Peindre, c’est toujours peindre avec le temps, avec la lumière du matin et celle du soir. Avec un ciel orageux, pluvieux ou ensoleillé. Peindre avec l’automne, l’hiver, le printemps, l’été, avec ce que les saisons portent d’histoire. Peindre avec la lumière de l’époque où l’on peint et en regard de ce que cette époque renvoie, réfléchit alors de la lumière. Lumière changeante. Peindre avec la parole que le temps prononce. Prendre en compte la parole du présent, afin d’approcher avec elle au plus près d’une possible nomination des choses – le possible d’un dialogue.

Ici, le tiers (qui depuis combien de temps avait été exclu ?), la terre et l’univers, réinscrits en tant que paroles. Et le monde lorsqu’il redevient un monde de couleurs, un monde rencontré à travers les couleurs.

 

Les couleurs... Elles ont chacune une propriété.

Chaque couleur s’écrit de ce qu’elle contient en elle son rapport avec toutes les autres couleurs.

À moins de faire abstraction de ce qu’elle est, aucune couleur ne peut être vécue comme quelque chose d’uniforme.

Aussi, dès l’instant où une tonalité est posée, il s’agit de porter avec elle l’ensemble de l’Histoire.

Sortie de ce contexte, toute tonalité prise isolément ne serait que lettre morte, livre mort.

Les tonalités ne sont pas relatives à un point de vue, pas plus qu’elles ne sont une façon de voir. Si nous en venons à les considérer ainsi, alors ce n’est plus elles que nous nommons... et nous ne nous comprenons plus nous-mêmes qu’à l’intérieur d’un discours qui ne désigne que lui-même.

Aucun restaurateur, aucune analyse scientifique, telles qu’elles se présentent aujourd’hui, ne pourront jamais restituer, ni même approcher ce problème, à moins d’abstraire d’une œuvre ce qui la constitue : le temps.

Avoir fait abstraction de l’empreinte du temps contenu dans une œuvre, fera qu’au bout du compte, c’est cette abstraction qui aura valeur de vérité, qui fera autorité.
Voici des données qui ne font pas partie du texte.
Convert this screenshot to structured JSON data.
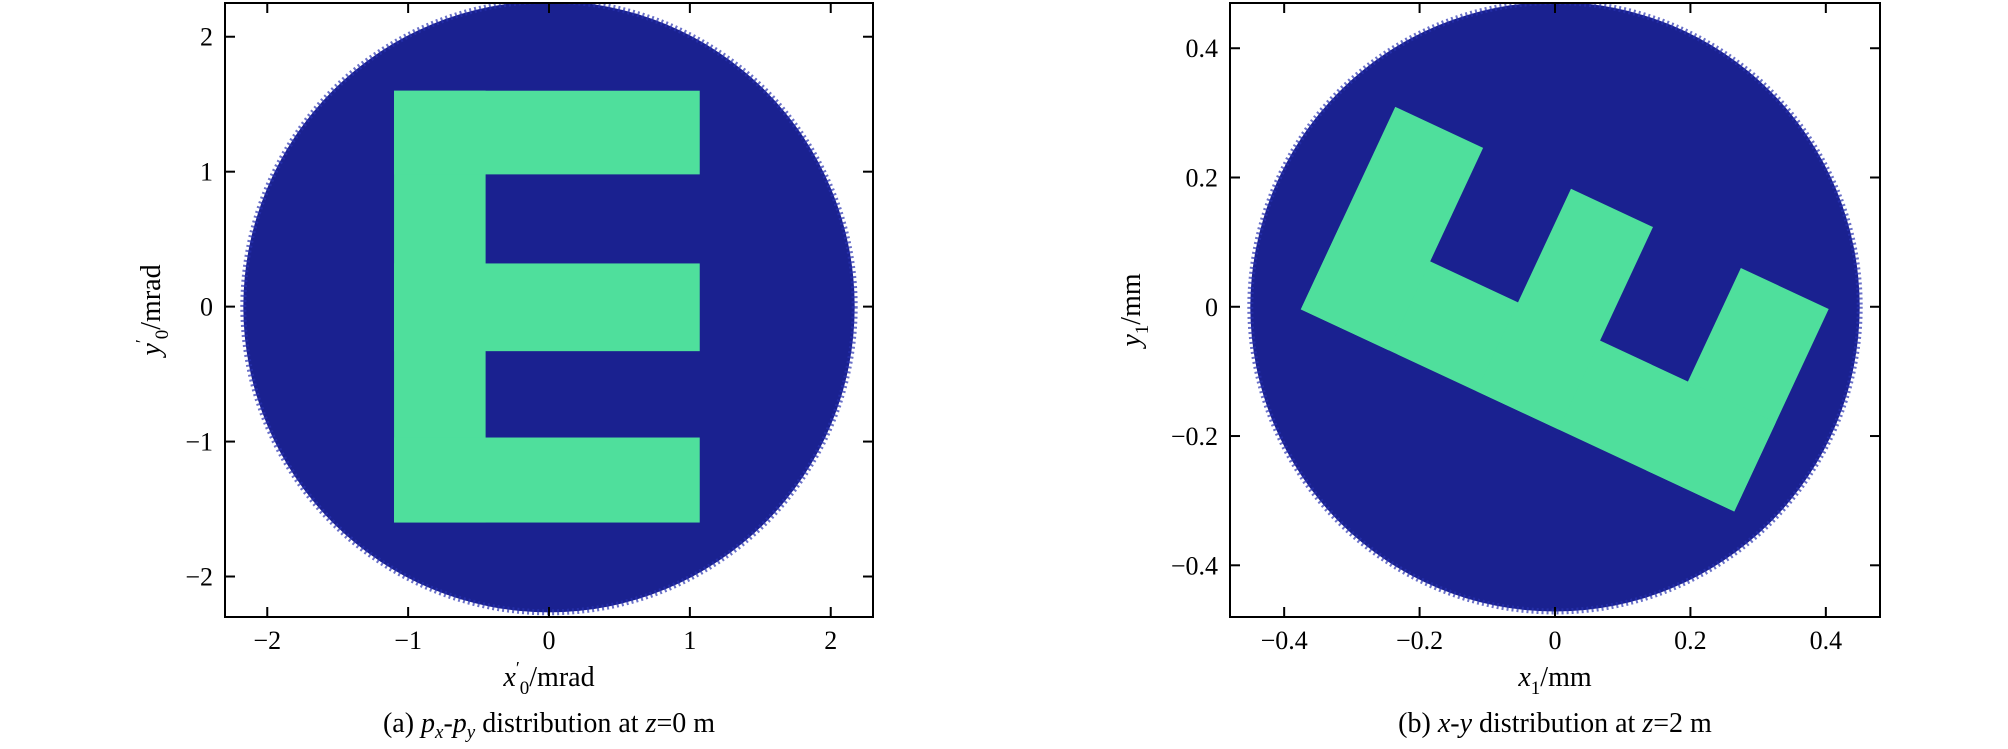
{
  "chart_data": [
    {
      "type": "scatter",
      "panel": "a",
      "caption": {
        "prefix": "(a) ",
        "v1": "p",
        "s1": "x",
        "dash": "-",
        "v2": "p",
        "s2": "y",
        "mid": " distribution at ",
        "zvar": "z",
        "rest": "=0 m"
      },
      "xlabel": {
        "var": "x",
        "prime": "′",
        "sub": "0",
        "unit": "/mrad"
      },
      "ylabel": {
        "var": "y",
        "prime": "′",
        "sub": "0",
        "unit": "/mrad"
      },
      "xlim": [
        -2.3,
        2.3
      ],
      "ylim": [
        -2.3,
        2.25
      ],
      "xticks": [
        -2,
        -1,
        0,
        1,
        2
      ],
      "yticks": [
        -2,
        -1,
        0,
        1,
        2
      ],
      "xtick_labels": [
        "−2",
        "−1",
        "0",
        "1",
        "2"
      ],
      "ytick_labels": [
        "−2",
        "−1",
        "0",
        "1",
        "2"
      ],
      "grid": false,
      "background_disk": {
        "center": [
          0,
          0
        ],
        "radius": 2.17,
        "color": "#1a2190"
      },
      "letter_E": {
        "color": "#4fdf9c",
        "rects": [
          {
            "x0": -1.1,
            "x1": -0.45,
            "y0": -1.6,
            "y1": 1.6
          },
          {
            "x0": -1.1,
            "x1": 1.07,
            "y0": 0.98,
            "y1": 1.6
          },
          {
            "x0": -1.1,
            "x1": 1.07,
            "y0": -0.33,
            "y1": 0.32
          },
          {
            "x0": -1.1,
            "x1": 1.07,
            "y0": -1.6,
            "y1": -0.97
          }
        ],
        "rotation_deg": 0
      }
    },
    {
      "type": "scatter",
      "panel": "b",
      "caption": {
        "prefix": "(b) ",
        "v1": "x",
        "dash": "-",
        "v2": "y",
        "mid": " distribution at ",
        "zvar": "z",
        "rest": "=2 m"
      },
      "xlabel": {
        "var": "x",
        "sub": "1",
        "unit": "/mm"
      },
      "ylabel": {
        "var": "y",
        "sub": "1",
        "unit": "/mm"
      },
      "xlim": [
        -0.48,
        0.48
      ],
      "ylim": [
        -0.48,
        0.47
      ],
      "xticks": [
        -0.4,
        -0.2,
        0,
        0.2,
        0.4
      ],
      "yticks": [
        -0.4,
        -0.2,
        0,
        0.2,
        0.4
      ],
      "xtick_labels": [
        "−0.4",
        "−0.2",
        "0",
        "0.2",
        "0.4"
      ],
      "ytick_labels": [
        "−0.4",
        "−0.2",
        "0",
        "0.2",
        "0.4"
      ],
      "grid": false,
      "background_disk": {
        "center": [
          0,
          0
        ],
        "radius": 0.45,
        "color": "#1a2190"
      },
      "letter_E": {
        "color": "#4fdf9c",
        "rects": [
          {
            "x0": -0.165,
            "x1": 0.165,
            "y0": -0.37,
            "y1": -0.22
          },
          {
            "x0": -0.165,
            "x1": -0.02,
            "y0": -0.37,
            "y1": 0.37
          },
          {
            "x0": -0.165,
            "x1": 0.165,
            "y0": -0.07,
            "y1": 0.07
          },
          {
            "x0": -0.165,
            "x1": 0.165,
            "y0": 0.22,
            "y1": 0.37
          }
        ],
        "rotation_deg": 65,
        "center": [
          0.01,
          0.01
        ]
      }
    }
  ]
}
Ce faisant, l’abstraction devient ce qui se substitue à ce point vivant où une œuvre prend naissance au sein d’une temporalité qu’elle-même introduit et qui continue à la constituer après son achèvement même. En vue de cette substitution, ce n’est plus l’origine d’une œuvre que nous approchons, mais c’est l’œuvre que nous faisons devenir virtuelle.

Le vernis posé sur une peinture est la dernière parole qu’un peintre y prononce. Après, il ne touchera plus jamais aux paroles qui composent sa peinture. Le vernissage n’exclut pas la parole du temps sur l’œuvre. Le temps n’exclue pas la parole d’une œuvre. Il nous aide à ne pas nous suffire à nous-mêmes dans notre façon de voir et de penser. Il nous apprend à ne pas posséder.

C’est cette parole de la dépossession que la restauration refuse.

Qui supporte aujourd’hui l’idée qu’une œuvre puisse être vivante et mourir ?!

 

Il y a d’autres mondes que celui que représente le monde des hommes aujourd’hui.

Il y a le monde de la nature ; il y a le monde que porte la nature.

Il s’agit de leur être fidèle...

Mais leur être fidèle, c’est les ramener au visible de ce siècle.

Comment fait-on ?

 

Il est arrivé au peintre Millet de dire : « Ce qui compte en peinture, ce n’est pas ce que porte un paysan, par exemple un sac de pomme de terre, mais le poids exact de ce qu’il porte. »

La question qui est posée ici trouve sa source dans les trois dimensions du temps.

La première dimension s’inscrit dans la reconnaissance de ce que nous semons et pourquoi nous le faisons. Elle ne nous limite pas à savoir si ce que nous tenons dans nos mains est un germe de pomme de terre, mais nous invite à être devant ce germe, une individualité consciente de ce que nous déposons de nous-mêmes dans la terre.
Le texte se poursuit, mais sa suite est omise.